# Definite integral involving the natural log function

#### Bmanmcfly

##### Member
I figured I would just add this new problem over here, rather than starting a new thread.

Im looking to solve integration leading to arctan or arcsin results.

$$\displaystyle \int_{1}^{e}\frac{3dx}{x(1+\ln(x)^2})$$

Looking at this, it feels like this has an arctan in the result, but I would have to multiply the x with the $$\displaystyle (1+\ln(x)^2)$$ and then would figure out a difference of squares to figure out the integral...

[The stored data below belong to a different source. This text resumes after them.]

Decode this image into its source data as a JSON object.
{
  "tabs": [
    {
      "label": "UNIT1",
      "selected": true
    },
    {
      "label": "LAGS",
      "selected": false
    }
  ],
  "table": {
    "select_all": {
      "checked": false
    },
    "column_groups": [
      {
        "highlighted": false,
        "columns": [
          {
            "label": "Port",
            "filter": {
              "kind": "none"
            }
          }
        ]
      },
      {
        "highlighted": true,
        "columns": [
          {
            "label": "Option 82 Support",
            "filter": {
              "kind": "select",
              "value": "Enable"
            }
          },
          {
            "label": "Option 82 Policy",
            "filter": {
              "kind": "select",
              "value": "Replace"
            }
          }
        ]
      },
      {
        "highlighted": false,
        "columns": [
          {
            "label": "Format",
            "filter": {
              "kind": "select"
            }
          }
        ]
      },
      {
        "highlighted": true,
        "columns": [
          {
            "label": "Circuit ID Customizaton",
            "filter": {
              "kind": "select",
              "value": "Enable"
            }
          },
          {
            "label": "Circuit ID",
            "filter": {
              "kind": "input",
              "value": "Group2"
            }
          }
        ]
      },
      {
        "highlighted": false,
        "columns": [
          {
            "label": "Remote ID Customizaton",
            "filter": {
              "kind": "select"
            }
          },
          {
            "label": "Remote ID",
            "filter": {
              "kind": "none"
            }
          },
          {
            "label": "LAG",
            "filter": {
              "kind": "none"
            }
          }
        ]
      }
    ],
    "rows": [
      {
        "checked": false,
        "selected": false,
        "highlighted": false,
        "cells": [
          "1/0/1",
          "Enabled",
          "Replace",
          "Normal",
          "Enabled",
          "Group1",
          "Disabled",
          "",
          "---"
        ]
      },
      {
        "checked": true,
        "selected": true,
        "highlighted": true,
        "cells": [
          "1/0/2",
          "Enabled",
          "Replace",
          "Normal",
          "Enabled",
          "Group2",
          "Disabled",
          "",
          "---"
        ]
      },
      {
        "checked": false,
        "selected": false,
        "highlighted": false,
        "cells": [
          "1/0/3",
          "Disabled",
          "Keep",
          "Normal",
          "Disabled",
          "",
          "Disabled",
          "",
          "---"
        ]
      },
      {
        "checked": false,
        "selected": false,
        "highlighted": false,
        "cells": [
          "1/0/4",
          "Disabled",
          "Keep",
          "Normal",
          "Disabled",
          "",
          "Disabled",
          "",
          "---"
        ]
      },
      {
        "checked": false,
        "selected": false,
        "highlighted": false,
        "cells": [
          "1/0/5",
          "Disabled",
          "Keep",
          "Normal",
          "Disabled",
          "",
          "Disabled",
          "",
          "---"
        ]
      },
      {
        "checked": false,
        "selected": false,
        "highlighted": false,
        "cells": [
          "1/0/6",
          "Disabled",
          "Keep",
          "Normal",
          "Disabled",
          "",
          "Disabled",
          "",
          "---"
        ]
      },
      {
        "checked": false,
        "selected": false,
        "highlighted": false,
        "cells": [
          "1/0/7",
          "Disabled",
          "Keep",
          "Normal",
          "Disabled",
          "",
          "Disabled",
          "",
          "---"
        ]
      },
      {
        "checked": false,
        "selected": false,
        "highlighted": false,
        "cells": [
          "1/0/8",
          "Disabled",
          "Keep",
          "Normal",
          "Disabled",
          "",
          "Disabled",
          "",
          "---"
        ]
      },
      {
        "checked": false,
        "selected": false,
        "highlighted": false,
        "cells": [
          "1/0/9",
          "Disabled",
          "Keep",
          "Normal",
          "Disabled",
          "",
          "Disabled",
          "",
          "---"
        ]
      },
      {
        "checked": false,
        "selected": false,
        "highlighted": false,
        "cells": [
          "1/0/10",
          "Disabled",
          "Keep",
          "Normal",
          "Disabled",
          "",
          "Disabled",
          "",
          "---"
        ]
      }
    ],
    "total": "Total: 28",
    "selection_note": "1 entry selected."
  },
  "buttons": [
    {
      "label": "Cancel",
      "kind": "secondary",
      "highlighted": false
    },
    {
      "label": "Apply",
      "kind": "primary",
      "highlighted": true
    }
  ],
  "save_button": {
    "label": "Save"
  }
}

that ln(x) is what is screwing me up...

So, I guess I'm asking how working with the ln(x)^2 would be different from working with just an x.

Side question, what is the difference really between $$\displaystyle tan^{-1}, Cot and arctan$$ it seems to me that these are just different ways of saying cos/sin. Is there something else significant that I'm ignorant about?

#### MarkFL

Staff member
We actually prefer that you begin a new topic for a new question rather than tag a new question onto an existing topic, as per rule #8. I have split the topic so that your new question has its own topic.

For this definite integral, I recommend using the substitution:

$$\displaystyle u=\ln(x)\,\therefore\,du=\frac{1}{x}\,dx$$

Now, being mindful to change the limits in accordance with the substitution, how may you now rewrite the integral?

#### Bmanmcfly

##### Member
We actually prefer that you begin a new topic for a new question rather than tag a new question onto an existing topic, as per rule #8. I have split the topic so that your new question has its own topic.

For this definite integral, I recommend using the substitution:

$$\displaystyle u=\ln(x)\,\therefore\,du=\frac{1}{x}\,dx$$

Now, being mindful to change the limits in accordance with the substitution, how may you now rewrite the integral?

Woops, I was thinking it would keep things more streamline.... Not important.

As for the integral,

Thanks for the pointer, the limits would change to ln(e)- ln(1) or 1-0.
let me know if I got you right...
$$\displaystyle 3\int_{\ln(1)}^{\ln(e)}\frac{(\frac{1}{u}du)}{(1+u^2)}$$

This gives $$\displaystyle 3\tan^{-1}(u)|_{\ln(1)}^{\ln(e)}$$

Thanks again so much, you don't even know.

#### MarkFL

Staff member
You've got the right idea...I would think of the integral as:

$$\displaystyle \int_1^e\frac{3}{x(1+\ln^2(x))}\,dx=3\int_1^e \frac{1}{\ln^2(x)+1}\cdot\frac{1}{x}\,dx$$

Now, when you make the substitution, you may write:

$$\displaystyle 3\int_0^1\frac{1}{u^2+1}\,du=3\left[\tan^{-1}(u) \right]_0^1$$

#### Bmanmcfly

##### Member
You've got the right idea...I would think of the integral as:

$$\displaystyle \int_1^e\frac{3}{x(1+\ln^2(x))}\,dx=3\int_1^e \frac{1}{\ln^2(x)+1}\cdot\frac{1}{x}\,dx$$

Now, when you make the substitution, you may write:

$$\displaystyle 3\int_0^1\frac{1}{u^2+1}\,du=3\left[\tan^{-1}(u) \right]_0^1$$
Now, the other part of the question;

Is there any significant difference between $$\displaystyle \tan^{-1} , \cot, \and \arctan$$??

It seems that all mean the same thing? What's the reason to use one over the other? Cause to me it seems just preference.

#### MarkFL

Staff member
Well, we do have:

$$\displaystyle \arctan(x)\equiv\tan^{-1}(x)$$

However, the cotangent function is the multiplicative inverse of the tangent funtion, not the functional inverse, and this is a common misconception among students.

$$\displaystyle \cot(\theta)\equiv\frac{1}{\tan(x)}$$

whereas if:

$$\displaystyle x=\tan(\theta)$$ then $$\displaystyle \theta=\tan^{-1}(x)$$

usually defined where $$\displaystyle -\frac{\pi}{2}<\theta<\frac{\pi}{2}$$.

It can be a confusing notation, where for variables, we take:

$$\displaystyle x^{-1}=\frac{1}{x}$$

but for functions:

$$\displaystyle f^{-1}(x)\ne\frac{1}{f(x)}$$

and by definition:

$$\displaystyle f^{-1}\left(f(x) \right)=x$$